Oral Presentation Australasian Cytometry Society 44th Annual Conference and Workshop

High-dimensional panel design for spectral flow cytometric evaluation of T-cell reinvigoration by immune checkpoint blockade in melanoma. (24545)

Jack M. Edwards 1 2 , Miles Andrews 3 , Hayley Burridge 3 , Robin Smith 2 , Carole Owens 2 , Mark Edinger 4 , Kate Pilkington 4 , Juliette Desfrancois 4 , Mark Shackleton 3 , Sasha Senthi 2 , Menno C. van Zelm 1
  1. Department of Immunology and Pathology, Monash University, Melbourne, Victoria, Australia
  2. Alfred Health Radiation Oncology, The Alfred Hospital, Melbourne, Victoria, Australia
  3. Department of Medical Oncology, The Alfred Hospital, Melbourne, Victoria, Australia
  4. Cytek Biosciences, Fremont, California, U.S.A

Rationale

Despite the success of immune checkpoint blockade therapy, most metastatic melanoma patients fail to respond to therapy or experience severe toxicity.

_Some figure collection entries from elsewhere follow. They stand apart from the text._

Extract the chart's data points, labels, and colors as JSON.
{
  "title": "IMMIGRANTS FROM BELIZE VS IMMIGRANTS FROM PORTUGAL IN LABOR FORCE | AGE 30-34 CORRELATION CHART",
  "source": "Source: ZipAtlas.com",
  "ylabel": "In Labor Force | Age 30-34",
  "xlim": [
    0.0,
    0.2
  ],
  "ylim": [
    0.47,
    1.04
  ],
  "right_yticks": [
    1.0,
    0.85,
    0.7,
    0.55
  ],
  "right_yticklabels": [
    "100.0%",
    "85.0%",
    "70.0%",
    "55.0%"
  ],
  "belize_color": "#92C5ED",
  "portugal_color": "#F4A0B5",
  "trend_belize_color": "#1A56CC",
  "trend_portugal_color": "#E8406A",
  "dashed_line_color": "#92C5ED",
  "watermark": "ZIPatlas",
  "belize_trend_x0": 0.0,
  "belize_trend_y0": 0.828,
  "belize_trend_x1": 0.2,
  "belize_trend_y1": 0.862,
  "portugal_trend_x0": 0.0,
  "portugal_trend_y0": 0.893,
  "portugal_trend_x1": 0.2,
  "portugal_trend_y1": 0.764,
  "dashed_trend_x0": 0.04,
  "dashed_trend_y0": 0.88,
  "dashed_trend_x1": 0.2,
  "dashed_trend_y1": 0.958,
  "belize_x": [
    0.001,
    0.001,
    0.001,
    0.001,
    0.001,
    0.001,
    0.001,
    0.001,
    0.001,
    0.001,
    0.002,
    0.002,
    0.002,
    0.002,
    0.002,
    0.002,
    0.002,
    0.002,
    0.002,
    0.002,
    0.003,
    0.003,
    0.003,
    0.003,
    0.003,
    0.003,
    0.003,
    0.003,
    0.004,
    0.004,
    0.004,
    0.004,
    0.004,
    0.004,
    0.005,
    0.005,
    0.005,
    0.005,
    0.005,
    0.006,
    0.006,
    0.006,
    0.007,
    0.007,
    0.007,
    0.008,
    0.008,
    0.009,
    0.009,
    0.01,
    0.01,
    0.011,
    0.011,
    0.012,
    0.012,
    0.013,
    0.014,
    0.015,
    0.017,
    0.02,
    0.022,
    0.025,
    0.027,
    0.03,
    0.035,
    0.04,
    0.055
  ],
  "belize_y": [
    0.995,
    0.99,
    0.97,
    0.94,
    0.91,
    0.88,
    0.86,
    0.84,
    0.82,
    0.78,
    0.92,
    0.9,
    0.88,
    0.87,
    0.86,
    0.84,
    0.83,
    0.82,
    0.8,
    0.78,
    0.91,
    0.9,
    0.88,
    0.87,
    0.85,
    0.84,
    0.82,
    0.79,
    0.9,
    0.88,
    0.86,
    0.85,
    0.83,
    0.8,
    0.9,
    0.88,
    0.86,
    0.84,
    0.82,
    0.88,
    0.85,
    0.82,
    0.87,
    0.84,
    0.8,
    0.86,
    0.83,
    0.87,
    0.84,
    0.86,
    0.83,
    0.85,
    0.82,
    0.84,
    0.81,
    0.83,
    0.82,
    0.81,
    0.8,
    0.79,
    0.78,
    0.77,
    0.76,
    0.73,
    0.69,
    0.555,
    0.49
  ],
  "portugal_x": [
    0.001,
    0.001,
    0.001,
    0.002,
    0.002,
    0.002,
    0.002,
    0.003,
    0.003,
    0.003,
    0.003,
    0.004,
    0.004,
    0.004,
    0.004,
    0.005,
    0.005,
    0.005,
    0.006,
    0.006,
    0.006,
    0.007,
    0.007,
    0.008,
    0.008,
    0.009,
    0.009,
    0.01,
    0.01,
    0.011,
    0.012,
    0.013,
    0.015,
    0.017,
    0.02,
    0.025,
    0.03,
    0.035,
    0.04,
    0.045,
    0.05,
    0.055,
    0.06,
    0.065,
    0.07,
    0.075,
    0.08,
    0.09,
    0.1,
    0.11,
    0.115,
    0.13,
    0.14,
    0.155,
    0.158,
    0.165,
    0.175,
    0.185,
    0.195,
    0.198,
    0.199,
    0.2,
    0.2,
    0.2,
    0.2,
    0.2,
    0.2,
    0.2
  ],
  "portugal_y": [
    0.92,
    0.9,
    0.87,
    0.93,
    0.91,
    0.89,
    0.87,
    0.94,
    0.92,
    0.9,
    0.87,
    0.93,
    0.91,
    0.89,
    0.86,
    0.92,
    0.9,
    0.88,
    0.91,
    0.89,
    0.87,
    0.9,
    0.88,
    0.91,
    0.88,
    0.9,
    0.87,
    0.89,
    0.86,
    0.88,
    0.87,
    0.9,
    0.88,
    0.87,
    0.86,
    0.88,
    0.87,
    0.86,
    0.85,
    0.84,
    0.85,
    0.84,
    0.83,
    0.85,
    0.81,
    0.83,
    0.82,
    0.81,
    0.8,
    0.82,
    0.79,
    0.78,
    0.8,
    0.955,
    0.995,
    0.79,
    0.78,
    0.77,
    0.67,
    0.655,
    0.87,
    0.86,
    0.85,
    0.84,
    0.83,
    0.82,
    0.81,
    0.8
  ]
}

Assessment of biomarkers before or early into treatment, in conjunction with longitudinal immunophenotyping, will help to understand favorable responses and improve therapeutic outcomes. We present a high-dimensional approach for T-cell immune profiling of peripheral blood by spectral flow cytometry.

Methods

Three multi-parameter cytometry panels were developed: (1) a conventional TruCount panel for absolute cell counts at time of sampling, (2) a 27-color spectral panel assessing ex vivo T-cell markers, and (3) a 20-color spectral panel evaluating cytokine expression after CD3/CD28 stimulation. Pre-treatment blood mononuclear cells from patients and healthy controls were cryopreserved before staining across 11 batches. Batch effects were tracked with a single-donor control and the suitability of normalization assessed. Data were analyzed using expert gating and high-dimensional strategies.

Results

Batch-to-batch variation was minimal and did not affect analysis, as demonstrated by dimensionality reduction of batch-control samples, and normalization did not improve manual or high-dimensional analysis. At baseline, patients had significantly fewer lymphocytes than controls (1390 vs 1742 cells/μL), due to lower naive CD4 (244 vs 387 cells/μL) and CD8 (34 vs 88 cells/μL) T-cells, and follicular helper T-cells (31 vs 64 cells/μL). Patients had higher portions of Ki67 and IL-2 expressing cells within multiple CD4 and CD8 memory subsets, and increased CD57 (p=0.023), EOMES (p=0.019), TIGIT (p=0.039), CD56 (p=0.047) and Granzyme B (p=0.032) expression within TCRγδ+ T-cells.

Discussion

Our high-parameter spectral flow cytometry panels provide in-depth profiles of blood T-cells, capable of detecting abnormalities in untreated melanoma patients. The robustness of our approach as demonstrated by minimal batch effects makes this highly suited for longitudinal evaluation of treatment effects.  Pre-treatment, patients showed evidence of immune activation as well as reduced naïve T-cell counts.